A wonderful find (I’ve forgotten where from). A 1943 fictionalised transcript of the trial Benito never had, at some putative war-crimes tribunal in London. Part of the Gollancz series of anonymous books published in the war.
The first prosecution speech reads like a translation of one of Cicero’s Verrine speeches: beautiful periods construct an apparently watertight case against the dictator. But then the defence counsel tears it apart, demonstrating, by ‘interviews’ with members of the pre-war British establishment (quoting their printed words), how Mussolini was courted and praised by general conservative opinion – mainly as a bulwark against Bolshevism. Eventually the prosecution case, as originally set out, collapses, but then, in a clever twist, the judge himself calls witnesses (an Abyssinian, a Spaniard and an Italian), who damn the fascist far more effectively than the accomplished Ciceronian.

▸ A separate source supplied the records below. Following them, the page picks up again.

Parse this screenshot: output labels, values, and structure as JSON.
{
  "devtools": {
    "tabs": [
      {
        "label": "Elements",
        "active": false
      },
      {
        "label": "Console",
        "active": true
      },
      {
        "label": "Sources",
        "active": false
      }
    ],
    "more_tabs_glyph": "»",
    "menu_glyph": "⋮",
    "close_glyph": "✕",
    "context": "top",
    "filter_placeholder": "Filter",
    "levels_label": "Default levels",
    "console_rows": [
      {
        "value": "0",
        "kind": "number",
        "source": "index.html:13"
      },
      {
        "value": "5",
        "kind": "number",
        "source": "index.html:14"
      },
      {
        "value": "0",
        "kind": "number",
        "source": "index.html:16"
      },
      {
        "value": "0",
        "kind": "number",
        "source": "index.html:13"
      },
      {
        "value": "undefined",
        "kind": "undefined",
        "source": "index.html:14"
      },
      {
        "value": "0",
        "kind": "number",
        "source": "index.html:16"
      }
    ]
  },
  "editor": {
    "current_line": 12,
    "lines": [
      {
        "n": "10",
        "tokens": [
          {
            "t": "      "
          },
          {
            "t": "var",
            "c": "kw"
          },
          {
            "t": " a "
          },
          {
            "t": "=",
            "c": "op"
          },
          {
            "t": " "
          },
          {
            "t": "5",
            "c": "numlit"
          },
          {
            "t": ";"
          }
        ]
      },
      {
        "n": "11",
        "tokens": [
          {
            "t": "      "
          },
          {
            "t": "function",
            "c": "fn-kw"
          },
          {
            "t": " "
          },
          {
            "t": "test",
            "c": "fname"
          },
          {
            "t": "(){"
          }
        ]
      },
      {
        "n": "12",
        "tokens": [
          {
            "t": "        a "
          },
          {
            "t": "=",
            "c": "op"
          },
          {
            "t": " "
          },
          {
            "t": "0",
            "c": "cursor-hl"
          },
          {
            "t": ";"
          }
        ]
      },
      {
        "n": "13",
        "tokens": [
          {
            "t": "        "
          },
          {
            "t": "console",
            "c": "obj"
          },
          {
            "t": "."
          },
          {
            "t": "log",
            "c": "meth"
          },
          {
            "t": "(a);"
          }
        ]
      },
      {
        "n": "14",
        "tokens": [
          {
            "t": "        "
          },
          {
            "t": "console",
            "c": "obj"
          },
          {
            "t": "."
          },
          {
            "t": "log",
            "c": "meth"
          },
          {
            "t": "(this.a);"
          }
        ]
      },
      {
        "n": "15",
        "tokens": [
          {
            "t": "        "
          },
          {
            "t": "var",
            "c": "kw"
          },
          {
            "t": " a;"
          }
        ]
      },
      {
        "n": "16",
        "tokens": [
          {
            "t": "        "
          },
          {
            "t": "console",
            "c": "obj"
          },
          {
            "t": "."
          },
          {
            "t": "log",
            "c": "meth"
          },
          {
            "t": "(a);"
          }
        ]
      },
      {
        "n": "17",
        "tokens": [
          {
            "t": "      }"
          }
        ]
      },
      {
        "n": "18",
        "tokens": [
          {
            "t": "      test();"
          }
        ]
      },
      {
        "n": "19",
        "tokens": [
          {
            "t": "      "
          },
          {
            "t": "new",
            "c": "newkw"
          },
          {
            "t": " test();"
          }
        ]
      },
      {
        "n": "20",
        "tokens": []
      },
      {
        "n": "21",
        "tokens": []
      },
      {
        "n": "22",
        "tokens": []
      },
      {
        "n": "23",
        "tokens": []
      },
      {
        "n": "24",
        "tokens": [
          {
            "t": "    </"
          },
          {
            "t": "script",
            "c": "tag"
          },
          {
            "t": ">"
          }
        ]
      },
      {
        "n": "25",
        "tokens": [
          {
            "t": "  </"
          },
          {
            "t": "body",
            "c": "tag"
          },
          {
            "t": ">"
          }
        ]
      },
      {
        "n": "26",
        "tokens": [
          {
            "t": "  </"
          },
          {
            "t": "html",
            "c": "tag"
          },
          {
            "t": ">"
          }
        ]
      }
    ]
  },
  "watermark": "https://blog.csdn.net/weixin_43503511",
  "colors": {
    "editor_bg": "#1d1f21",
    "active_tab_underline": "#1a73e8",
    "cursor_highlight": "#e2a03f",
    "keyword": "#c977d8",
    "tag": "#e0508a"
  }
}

I learnt loads, from Italy’s involvement in the Spanish Civil War, to the whole pre-war global situation, when no one knew about the war itself or the holocaust, and fascism was a political movement attractive to many as a resurgence of peoples’ energies, as an escape from the enervated modern world and the threats of communist revolution or invasion.
In Cassius’s fascinating book Benito himself is allowed a speech in his own defence: pure and glorious Thrasymachus, its brutal honesty about power and realpolitik does have its own dangerous attractions. Until the judge’s everyman witnesses exposes them.